CMS begins effort to stop wheelchair benefit abuse
The Centers for Medicare & Medicaid Services (CMS) announced an initiative to substantially curb abuse of the Medicare program by unscrupulous providers of power wheelchairs and other power mobility products who prey on Medicare beneficiaries.
At the same time, the Department of Health and Human Services Office of Inspector General (OIG) said it is investigating the proliferation of durable medical equipment (DME) fraud cases involving inflated billings to Medicare, charges for equipment and supplies not delivered, and the falsification of documents to qualify beneficiaries for wheelchairs and other equipment that they often did not need.
"Spending on power wheelchairs has increased nearly 450% over the last four years, an unprecedented growth in this benefit," said Tom Scully CMS administrator. "While many of these wheelchairs are provided by ethical suppliers and go to beneficiaries in need, we know that a great number of unscrupulous suppliers are promising free wheelchairs to beneficiaries who don’t need them. We are taking immediate action to stop these scams," he added.

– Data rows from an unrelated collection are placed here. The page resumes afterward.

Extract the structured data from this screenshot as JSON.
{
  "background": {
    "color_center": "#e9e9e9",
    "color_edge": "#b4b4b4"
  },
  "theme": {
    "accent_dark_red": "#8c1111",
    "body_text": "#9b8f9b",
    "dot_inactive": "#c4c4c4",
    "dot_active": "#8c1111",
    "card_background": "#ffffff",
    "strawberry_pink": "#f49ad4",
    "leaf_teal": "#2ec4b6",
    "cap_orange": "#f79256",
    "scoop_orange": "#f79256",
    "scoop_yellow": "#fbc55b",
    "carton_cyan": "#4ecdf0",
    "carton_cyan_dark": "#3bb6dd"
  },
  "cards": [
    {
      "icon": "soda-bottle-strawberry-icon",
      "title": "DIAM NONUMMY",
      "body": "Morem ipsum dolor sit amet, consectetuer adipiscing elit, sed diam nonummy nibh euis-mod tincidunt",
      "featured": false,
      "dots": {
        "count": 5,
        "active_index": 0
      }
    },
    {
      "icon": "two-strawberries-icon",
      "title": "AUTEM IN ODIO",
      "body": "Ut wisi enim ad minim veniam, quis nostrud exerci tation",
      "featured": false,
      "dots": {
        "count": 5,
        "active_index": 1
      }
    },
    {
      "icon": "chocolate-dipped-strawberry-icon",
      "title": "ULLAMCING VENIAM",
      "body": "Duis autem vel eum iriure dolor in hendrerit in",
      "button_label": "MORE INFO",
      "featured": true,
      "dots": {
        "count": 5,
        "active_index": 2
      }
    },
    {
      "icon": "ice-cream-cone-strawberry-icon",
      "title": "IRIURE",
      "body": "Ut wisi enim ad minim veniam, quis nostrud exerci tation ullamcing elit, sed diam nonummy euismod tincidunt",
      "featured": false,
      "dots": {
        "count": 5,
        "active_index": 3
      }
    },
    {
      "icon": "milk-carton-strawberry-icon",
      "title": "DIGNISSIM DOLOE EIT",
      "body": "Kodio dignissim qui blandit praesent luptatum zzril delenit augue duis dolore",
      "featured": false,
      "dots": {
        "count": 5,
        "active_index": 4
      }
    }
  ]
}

Acting Principal Deputy Inspector General Dara Corrigan warned Medicare beneficiaries to be suspicious of offers of "free" scooters and other enticements from unscrupulous suppliers. "DME fraud is a major and increasingly serious problem that costs taxpayers billions in lost and wasted dollars and deprives vulnerable beneficiaries of the care and support they need. The perpetrators of these fraudulent schemes face serious consequences, including fines, jail time, and exclusion from doing business with Medicare and other federal health programs." she said.
CMS plans to start its nationwide cleanup campaign in Texas, where recent reports from the CMS Dallas Regional Office and a Houston newspaper have highlighted a growing and very serious financial threat that improper spending on wheelchairs poses to the Medicare program.
In Harris County, TX, alone, Medicare paid for more than 31,000 power wheelchairs in 2002, compared to a little more than 3,000 power wheelchairs in 2001. HHS agencies will work with the Department of Justice in attacking the problem.